Question

Write the formulas and names of three different polyprotic acids.

Short answer

Three examples of polyprotic acids are sulfuric acid (\(H_2SO_4\)), carbonic acid (\(H_2CO_3\)), and phosphoric acid (\(H_3PO_4\)).

Step-by-step solution

Select the first polyprotic acid

Let's begin with a diprotic acid, sulfuric acid. Its formula is \(H_2SO_4\). It can donate two protons per molecule to an aqueous solution.

Select the second polyprotic acid

Next, consider carbonic acid, which is also a diprotic acid. Its formula is \(H_2CO_3\). It can donate two protons per molecule to the aqueous solution similarly to sulfuric acid.

Select the third polyprotic acid

Finally, let's choose phosphoric acid. It is a triprotic acid and its formula is \(H_3PO_4\). This acid can donate three protons per molecule to an aqueous solution.

Key concepts

Sulfuric Acid

Sulfuric acid is one of the most well-known and widely used acids in the world. Its chemical formula is \( H_2SO_4 \), and it is classified as a diprotic acid. This means it can donate two protons (hydrogen ions) when dissolved in a solution.

As one of the strongest acids available, sulfuric acid completely dissociates in water, releasing hydrogen ions and sulfate ions \((SO_4^{2-})\). The complete dissociation makes it a strong acid, which is why it's frequently used in industry for processes ranging from fertilizer production to wastewater treatment.

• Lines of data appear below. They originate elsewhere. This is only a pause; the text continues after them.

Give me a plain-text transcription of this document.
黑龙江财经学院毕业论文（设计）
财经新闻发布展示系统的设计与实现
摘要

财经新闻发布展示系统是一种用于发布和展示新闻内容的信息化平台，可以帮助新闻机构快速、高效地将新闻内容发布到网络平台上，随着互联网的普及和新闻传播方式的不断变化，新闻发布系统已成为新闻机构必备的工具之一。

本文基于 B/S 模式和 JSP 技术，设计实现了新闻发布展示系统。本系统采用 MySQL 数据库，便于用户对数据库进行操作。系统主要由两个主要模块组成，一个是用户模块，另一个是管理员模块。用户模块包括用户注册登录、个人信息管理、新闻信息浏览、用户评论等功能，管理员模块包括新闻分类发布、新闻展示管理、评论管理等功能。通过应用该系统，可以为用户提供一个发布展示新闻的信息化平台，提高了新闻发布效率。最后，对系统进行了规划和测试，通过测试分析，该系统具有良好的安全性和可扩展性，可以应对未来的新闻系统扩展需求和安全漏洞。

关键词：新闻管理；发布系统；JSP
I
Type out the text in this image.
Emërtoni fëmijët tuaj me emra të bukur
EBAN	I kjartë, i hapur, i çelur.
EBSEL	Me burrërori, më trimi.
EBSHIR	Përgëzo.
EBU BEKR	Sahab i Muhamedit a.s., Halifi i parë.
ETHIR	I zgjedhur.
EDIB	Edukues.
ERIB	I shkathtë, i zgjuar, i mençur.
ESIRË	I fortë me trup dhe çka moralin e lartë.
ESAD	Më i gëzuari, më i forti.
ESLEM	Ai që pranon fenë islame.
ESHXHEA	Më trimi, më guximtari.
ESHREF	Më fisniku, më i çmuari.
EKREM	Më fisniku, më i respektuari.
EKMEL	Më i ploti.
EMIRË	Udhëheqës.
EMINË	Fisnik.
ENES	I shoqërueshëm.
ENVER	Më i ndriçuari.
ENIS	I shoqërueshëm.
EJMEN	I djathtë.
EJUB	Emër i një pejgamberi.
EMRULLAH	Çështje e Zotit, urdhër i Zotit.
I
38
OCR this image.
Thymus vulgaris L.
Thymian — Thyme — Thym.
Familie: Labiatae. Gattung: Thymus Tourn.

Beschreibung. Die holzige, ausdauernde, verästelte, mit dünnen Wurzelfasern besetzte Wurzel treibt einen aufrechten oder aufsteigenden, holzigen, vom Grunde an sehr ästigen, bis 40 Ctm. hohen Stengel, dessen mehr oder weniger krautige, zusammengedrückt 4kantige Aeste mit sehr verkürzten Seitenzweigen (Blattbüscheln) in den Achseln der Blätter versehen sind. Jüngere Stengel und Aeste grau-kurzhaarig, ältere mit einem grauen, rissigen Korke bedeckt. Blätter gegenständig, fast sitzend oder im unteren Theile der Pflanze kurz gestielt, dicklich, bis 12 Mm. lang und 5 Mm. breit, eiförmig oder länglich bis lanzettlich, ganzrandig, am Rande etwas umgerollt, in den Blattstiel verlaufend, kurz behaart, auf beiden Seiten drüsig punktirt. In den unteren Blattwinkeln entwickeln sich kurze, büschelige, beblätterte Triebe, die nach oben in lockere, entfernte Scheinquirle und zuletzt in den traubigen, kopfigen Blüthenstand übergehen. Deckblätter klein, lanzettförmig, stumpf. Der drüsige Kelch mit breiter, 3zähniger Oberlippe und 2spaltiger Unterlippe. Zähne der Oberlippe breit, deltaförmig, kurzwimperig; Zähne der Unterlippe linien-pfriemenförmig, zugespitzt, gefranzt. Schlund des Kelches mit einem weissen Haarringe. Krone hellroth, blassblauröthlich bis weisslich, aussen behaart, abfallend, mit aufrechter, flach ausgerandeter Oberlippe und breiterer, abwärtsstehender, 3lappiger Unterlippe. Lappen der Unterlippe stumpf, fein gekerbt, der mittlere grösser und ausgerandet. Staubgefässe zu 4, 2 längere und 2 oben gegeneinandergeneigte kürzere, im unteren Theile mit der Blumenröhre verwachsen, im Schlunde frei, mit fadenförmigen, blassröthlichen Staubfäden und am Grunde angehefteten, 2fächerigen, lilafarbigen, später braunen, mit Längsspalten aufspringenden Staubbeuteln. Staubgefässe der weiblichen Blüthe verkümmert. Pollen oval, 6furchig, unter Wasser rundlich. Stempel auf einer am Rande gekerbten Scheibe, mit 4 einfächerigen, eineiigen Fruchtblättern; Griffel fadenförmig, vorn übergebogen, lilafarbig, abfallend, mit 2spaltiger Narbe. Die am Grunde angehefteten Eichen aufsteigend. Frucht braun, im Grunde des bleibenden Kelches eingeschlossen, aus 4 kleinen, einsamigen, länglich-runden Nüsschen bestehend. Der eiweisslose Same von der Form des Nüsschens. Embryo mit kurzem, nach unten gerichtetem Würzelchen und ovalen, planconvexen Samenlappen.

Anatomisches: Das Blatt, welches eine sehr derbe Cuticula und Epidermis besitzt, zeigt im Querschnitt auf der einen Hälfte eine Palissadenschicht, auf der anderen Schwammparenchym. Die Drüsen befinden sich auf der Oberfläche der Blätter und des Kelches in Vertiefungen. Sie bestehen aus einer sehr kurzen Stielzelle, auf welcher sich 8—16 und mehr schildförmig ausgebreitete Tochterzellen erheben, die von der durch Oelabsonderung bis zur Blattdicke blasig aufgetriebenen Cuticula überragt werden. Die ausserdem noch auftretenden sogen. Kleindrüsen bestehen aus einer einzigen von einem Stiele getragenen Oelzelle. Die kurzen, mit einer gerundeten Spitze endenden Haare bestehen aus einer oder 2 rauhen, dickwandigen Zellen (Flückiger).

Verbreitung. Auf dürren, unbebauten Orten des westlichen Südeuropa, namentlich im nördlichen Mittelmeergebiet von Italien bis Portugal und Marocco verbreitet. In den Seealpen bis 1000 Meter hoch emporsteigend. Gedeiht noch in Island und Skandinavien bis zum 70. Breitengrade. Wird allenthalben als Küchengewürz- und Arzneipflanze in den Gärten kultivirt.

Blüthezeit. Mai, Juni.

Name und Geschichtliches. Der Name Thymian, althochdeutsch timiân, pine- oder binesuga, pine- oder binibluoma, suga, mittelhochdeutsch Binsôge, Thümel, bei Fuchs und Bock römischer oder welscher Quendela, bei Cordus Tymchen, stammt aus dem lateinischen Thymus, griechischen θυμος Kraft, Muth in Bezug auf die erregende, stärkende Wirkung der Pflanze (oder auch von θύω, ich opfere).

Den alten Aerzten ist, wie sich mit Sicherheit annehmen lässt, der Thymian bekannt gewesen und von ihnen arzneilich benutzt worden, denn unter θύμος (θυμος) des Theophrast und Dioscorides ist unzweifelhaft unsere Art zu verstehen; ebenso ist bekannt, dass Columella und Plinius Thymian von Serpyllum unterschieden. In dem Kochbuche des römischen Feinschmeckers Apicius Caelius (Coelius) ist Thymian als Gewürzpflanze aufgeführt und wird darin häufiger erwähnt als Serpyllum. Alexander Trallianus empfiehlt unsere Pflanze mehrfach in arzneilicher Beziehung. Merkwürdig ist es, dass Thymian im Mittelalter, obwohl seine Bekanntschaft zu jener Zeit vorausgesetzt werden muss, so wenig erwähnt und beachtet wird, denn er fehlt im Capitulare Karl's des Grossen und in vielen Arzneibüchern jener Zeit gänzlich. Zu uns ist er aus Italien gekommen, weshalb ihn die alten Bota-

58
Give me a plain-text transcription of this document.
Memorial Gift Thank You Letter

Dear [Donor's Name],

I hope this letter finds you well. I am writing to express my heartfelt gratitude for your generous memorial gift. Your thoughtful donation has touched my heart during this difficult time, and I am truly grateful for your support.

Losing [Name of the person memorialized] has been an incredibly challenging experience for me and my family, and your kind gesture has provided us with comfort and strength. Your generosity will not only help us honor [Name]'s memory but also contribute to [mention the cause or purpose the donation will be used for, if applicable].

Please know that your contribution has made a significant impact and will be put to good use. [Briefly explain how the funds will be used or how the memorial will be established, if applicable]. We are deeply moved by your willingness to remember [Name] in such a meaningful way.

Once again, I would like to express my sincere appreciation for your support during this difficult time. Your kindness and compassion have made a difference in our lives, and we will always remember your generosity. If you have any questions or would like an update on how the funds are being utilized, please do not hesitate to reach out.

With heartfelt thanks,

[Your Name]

The two-step dissociation process for sulfuric acid involves the following reactions:

• First dissociation: \( H_2SO_4 \rightarrow H^+ + HSO_4^- \)
• Second dissociation: \( HSO_4^- \rightarrow H^+ + SO_4^{2-} \)

These steps show how the molecule discharges its two protons. Remember to handle sulfuric acid carefully, as it is highly corrosive.

Carbonic Acid

Carbonic acid \( H_2CO_3 \) is a weaker diprotic acid formed in solution when carbon dioxide is dissolved in water. This characteristic makes it crucial in regulating the pH of blood and other biological systems.

In an aqueous environment, carbonic acid partially dissociates into bicarbonate \((HCO_3^- )\) and carbonate \((CO_3^{2-})\) ions. The two steps in its dissociation are:

• First dissociation: \( H_2CO_3 \rightarrow H^+ + HCO_3^- \)
• Second dissociation: \( HCO_3^- \rightarrow H^+ + CO_3^{2-} \)

Unlike sulfuric acid, carbonic acid's dissociation is not complete, which results in it behaving as a weaker acid. It plays a vital role in buffering systems in nature, maintaining a stable pH in blood and other biological fluids.

Phosphoric Acid

Phosphoric acid is a triprotic acid with the formula \( H_3PO_4 \). It can donate up to three protons when in an aqueous solution, making it an important acid in both chemistry and biology.

The dissociation of phosphoric acid occurs in three stages, corresponding to the release of its three protons:

• First dissociation: \( H_3PO_4 \rightarrow H^+ + H_2PO_4^- \)
• Second dissociation: \( H_2PO_4^- \rightarrow H^+ + HPO_4^{2-} \)
• Third dissociation: \( HPO_4^{2-} \rightarrow H^+ + PO_4^{3-} \)

This multi-step dissociation means phosphoric acid is versatile, providing different levels of acidity depending on the amount of dissociation.

Phosphoric acid is commonly used in food additives (such as colas) and fertilizers, and it's a key component in cleaning products. Its ability to donate several protons makes it effective in various chemical applications.